Long-time readers may recall I have an ex, and I'll tell you we have a shared-custody deal. I say this because my son's two-home situation meant he spent most of his kindergarten year in Maine, some 12 years ago, and many other school years thereafter. I've been here about seven-and-a-half. The Portland Phoenix has been here 10. Between all of us, we've seen a lot of change in terms of diversity.
Moreover, my son has lived a lot of this change. He established a beachhead before the big wave of Somali immigrants did, and did so in far northern Maine, where he was sometimes the only black face in town, usually the only one in school, and aside from the owners of the town's lone Chinese restaurant, maybe the only non-white at all.
Shortly after my son hit the scene, though, the Somalis did too, first settling in Portland and then in 2002 relocating to the Lewiston area.
In less than two years, Lewiston went from about 300 people identifying as Black to suddenly having more than 1000 new residents of African ancestry, some unfamiliar with the local language and culture.
The initial settling-in phase was rough and at times fraught with tension. The stress level hit a peak when then-mayor Laurier Raymond wrote a letter addressed to Somali leaders asking them to stop coming to Lewiston as they were draining the city's resources. Later, a huge tipping point was reached when white supremacists in 2003 decided they wanted to have a rally in Lewiston.
With my Black ass having arrived in March 2002, let me tell you my parents wondered aloud several times after hearing about this racial trouble in the news, why the hell was I here? I wondered the same thing myself at times, but I didn't run for the hills, and I'm glad for that. Why? Because this state often shows that it's more than skin deep.
You see, when the hate got hot, my fellow Mainers came out in force for the Somalis with the Many and One Coalition. While there have been instances of tensions flaring more recently, most notably between African immigrants and police, overall things seemed to have calmed down as native Mainers and Somalis have learned to coexist.
And that wasn't all. Although the first Black mayor in Maine was back in 1988 (William Burney in Augusta), and the first Black state rep was Gerry Talbot in 1972, the past decade has seen our largest city led by a Black mayor twice — Jill Duson's first term was in 2004-05, and she's doing her second right now. John Jenkins, currently the mayor in Auburn and a former two-term Lewiston mayor, who won by write-in without even campaigning because he was so respected (he also did a stint as state senator in the 1990s). And this year Portland gained a Black police chief, too.

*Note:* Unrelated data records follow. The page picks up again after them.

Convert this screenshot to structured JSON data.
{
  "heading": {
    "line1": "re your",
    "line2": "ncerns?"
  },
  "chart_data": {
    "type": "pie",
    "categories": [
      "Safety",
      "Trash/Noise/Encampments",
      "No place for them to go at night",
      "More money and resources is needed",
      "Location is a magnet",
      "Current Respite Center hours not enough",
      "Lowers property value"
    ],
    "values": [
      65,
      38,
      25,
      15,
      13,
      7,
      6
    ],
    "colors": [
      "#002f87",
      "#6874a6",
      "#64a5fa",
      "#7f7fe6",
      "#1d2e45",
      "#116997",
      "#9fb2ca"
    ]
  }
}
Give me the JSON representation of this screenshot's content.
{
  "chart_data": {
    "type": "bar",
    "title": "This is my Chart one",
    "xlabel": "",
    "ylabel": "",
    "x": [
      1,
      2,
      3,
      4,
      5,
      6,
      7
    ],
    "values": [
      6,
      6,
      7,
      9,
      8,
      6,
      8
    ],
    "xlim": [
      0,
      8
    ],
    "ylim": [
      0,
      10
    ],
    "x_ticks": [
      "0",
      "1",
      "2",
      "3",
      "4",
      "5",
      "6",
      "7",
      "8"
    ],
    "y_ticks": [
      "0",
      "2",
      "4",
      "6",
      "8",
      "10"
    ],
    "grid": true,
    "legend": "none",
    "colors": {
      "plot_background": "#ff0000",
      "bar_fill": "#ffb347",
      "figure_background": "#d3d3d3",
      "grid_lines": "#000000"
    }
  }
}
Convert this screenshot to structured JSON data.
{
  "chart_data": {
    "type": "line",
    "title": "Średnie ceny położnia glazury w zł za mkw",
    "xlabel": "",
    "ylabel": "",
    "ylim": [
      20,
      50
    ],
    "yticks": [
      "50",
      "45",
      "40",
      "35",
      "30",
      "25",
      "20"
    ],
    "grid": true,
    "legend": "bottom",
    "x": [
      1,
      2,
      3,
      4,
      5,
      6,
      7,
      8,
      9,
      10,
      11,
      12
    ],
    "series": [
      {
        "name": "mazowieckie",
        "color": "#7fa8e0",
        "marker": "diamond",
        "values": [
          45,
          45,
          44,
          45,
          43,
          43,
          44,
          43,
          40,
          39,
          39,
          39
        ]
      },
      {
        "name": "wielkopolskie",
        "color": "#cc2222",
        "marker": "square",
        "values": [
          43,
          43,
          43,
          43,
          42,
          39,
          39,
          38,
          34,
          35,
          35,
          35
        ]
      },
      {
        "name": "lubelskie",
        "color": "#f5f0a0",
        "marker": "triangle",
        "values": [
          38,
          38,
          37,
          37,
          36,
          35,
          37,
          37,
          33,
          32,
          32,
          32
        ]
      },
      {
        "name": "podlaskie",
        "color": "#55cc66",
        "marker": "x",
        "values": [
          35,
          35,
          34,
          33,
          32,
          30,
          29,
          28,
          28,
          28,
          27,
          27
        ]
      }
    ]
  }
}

In general, I see many more Blacks, Latinos, and other folks of color on the streets and in the stores of both York and Cumberland counties with every passing year.
And added to that racial diversity, in spring Maine became the fifth state to legalize same-sex marriage. That heartened me, since at the very least with more people in the marriage pool maybe we can get some good examples to aspire to, since we heteros aren't exactly doing so hot at this staying-married thing. At the same time, this victory also points to the ground we have yet to cover, as opponents of this decision are taking the issue to a statewide vote this fall in the hopes of undoing it.
So, as the Phoenix enters into its second decade, maybe I'll stick around, so that I can write about the first Black politician and his or her same-sex partner moving into the governor's mansion.